Я слышал о коварстве Зенона в спорах. Он принимал точку зрения противника, а затем приводил рассуждения к такому неразрешимому затруднению, когда нельзя согласиться с логически обоснованным выводом, ибо он явно нелеп, но нельзя с ним и не согласиться, ибо он обоснован таким образом, что, отвергая его, необходимо отвергнуть и принятое несомненное условие.
Зенон рассуждал так:
— Каков смысл понятия множества? Множество — это, несомненно, то, что имеет части и, значит, делимо. Но делимым может быть только то, что обладает величиной. Следовательно, к существующему бытию можно приложить понятие множества именно потому, что оно обладает величиной. А если оно — величина, то оно телесно. Ибо оно существует в трех измерениях. То, что не имеет величины, ни толщины, ни объема, существовать не может. Есть бытие, которое существует в трех измерениях. Но нет отдельного от него пространства, которому были бы свойственны эти три измерения. Все сущее находится где-либо. Если же пространство принадлежит к числу существующих величин, то где оно могло бы быть? Очевидно, в другом пространстве, другое в третьем и так далее.
— Да, — согласился Сократ, совсем недавно разбиравшийся в этой проблеме вместе со славным Агатием. — При таком подходе придется бесконечно указывать пространство пространства и поэтому никогда не удастся получить ответ, где находится место.
— Значит, — сказал Зенон, — неправомерно вообще утверждение о существовании места пространства, протяженности отдельно от бытия.

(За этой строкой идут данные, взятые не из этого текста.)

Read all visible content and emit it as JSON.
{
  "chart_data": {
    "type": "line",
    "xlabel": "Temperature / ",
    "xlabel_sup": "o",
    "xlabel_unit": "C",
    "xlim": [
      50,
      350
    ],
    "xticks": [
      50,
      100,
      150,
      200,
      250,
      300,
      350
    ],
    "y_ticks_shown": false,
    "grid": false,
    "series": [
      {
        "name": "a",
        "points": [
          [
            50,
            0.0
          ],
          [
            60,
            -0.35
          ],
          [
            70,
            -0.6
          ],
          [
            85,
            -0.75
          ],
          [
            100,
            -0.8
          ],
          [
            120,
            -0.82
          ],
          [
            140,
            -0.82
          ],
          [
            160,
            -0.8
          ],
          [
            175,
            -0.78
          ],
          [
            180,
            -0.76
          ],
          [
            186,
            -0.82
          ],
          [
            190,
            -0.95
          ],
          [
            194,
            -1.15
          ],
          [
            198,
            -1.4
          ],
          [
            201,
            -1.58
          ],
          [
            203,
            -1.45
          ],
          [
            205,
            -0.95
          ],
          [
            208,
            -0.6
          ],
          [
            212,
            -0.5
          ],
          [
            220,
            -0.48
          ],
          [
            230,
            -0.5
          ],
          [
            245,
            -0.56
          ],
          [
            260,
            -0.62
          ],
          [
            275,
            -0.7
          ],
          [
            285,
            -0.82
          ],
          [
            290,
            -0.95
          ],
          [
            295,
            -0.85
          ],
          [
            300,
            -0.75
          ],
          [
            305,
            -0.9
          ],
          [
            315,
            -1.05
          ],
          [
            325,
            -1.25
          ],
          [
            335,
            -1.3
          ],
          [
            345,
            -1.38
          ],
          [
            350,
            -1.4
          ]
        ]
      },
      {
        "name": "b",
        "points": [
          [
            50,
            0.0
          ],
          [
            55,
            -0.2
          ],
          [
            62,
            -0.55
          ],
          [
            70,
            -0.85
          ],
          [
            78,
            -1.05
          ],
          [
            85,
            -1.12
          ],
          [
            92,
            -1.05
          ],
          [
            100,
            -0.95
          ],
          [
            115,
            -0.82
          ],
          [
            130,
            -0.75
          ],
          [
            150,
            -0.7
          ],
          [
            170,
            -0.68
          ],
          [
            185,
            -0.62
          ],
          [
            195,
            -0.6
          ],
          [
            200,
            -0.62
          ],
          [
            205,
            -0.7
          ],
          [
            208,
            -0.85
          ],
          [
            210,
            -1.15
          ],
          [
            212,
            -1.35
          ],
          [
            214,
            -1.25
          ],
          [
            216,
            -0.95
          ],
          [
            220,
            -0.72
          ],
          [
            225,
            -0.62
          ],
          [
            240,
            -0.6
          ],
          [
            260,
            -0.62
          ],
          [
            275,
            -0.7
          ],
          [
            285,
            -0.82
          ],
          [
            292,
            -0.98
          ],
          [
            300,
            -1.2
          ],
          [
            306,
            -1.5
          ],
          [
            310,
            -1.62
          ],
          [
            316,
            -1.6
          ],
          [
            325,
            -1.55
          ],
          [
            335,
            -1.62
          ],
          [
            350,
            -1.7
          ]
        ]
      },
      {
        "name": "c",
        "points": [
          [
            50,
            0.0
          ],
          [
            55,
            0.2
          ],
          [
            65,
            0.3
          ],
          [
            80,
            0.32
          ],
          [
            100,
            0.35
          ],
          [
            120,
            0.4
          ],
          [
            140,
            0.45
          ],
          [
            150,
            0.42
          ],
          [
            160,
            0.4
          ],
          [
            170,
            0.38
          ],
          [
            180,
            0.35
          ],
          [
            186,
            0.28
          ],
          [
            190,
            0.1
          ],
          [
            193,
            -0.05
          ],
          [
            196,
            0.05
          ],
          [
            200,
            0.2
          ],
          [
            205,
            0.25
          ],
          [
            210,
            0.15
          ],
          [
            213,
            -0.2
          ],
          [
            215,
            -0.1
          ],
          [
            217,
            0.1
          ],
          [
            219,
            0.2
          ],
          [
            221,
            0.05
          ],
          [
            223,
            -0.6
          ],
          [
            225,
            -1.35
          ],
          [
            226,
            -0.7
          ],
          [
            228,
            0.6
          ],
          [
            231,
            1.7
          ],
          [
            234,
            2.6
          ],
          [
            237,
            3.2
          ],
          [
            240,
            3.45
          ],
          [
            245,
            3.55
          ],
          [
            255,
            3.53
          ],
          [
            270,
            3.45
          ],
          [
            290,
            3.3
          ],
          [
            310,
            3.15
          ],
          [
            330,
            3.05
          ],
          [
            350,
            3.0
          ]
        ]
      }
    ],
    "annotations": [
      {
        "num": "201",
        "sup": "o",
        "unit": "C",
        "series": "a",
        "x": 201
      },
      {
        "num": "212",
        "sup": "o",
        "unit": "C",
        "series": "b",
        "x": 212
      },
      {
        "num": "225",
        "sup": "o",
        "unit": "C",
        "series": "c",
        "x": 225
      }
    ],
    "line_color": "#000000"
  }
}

Само бытие протяженно и протяженно именно таким образом, что если исчезнет протяженность, исчезнет и бытие.
— Похоже, что так, — согласился Сократ.
— Вернемся тогда к понятию множества, — предложил Зенон. — Чтобы дать исчерпывающее определение множества, надо указать такие его части, которые были бы уже неделимы. Иначе каждая часть, будучи делимой, снова станет множеством и придется определять уже ее части, а если те, в свою очередь, будут делимы, то определять их новые множества, и так бесконечно. Поэтому необходимо признать конечные, неделимые части множества — его единицы. Далее, необходимо существование многих единиц, из которых составилось множество. А это значит, что единицы множества отграничены, существуют отдельно друг от друга. Иначе они представляли бы сплошную массу, и тогда не было бы ни единиц, ни множества. Множество же есть совокупность единиц.
Такое определение множества, как совокупности единиц, далее неделимых показалось мне вполне логичным и очевидным. И все другие согласились с Зеноном.
— Однако, если согласиться с этим, то следует признать, что множество противоречиво, — неожиданно заявил Зенон, — что оно одновременно имеет величину и не имеет, что величина эта и конечна и бесконечна.
— Как так?! — удивились все, кроме Парменида, естественно.
— Если сущее множественно, то оно должно быть малым и большим: настолько малым, чтобы вовсе не иметь величины, и настолько большим, чтобы быть бесконечным. Если существует многое, то одно и то же будет ограниченным и беспредельным.
— Ничего не понимаем, — растерянно сказали все, кроме Парменида, конечно, да еще Каллипиги, которая, кажется, хотела сделать какое-то важное заявление.
— Если единица неделима, это значит, она не имеет величины, она есть то, от прибавления чего вещь не увеличивается и при отнятии не уменьшается. Тогда и единица никоим образом не может увеличить. Но если единица не имеет величины, то и множество как совокупность единиц не имеет величины. Более того, оно вообще не существует, ибо то, что не имеет величины, существовать не может.
— Вот и Георг Кантор…, — начала было Каллипига, но ее хором перебили.
— А что, если основываться на понимании единиц множества как существующих раздельно? — спросили все.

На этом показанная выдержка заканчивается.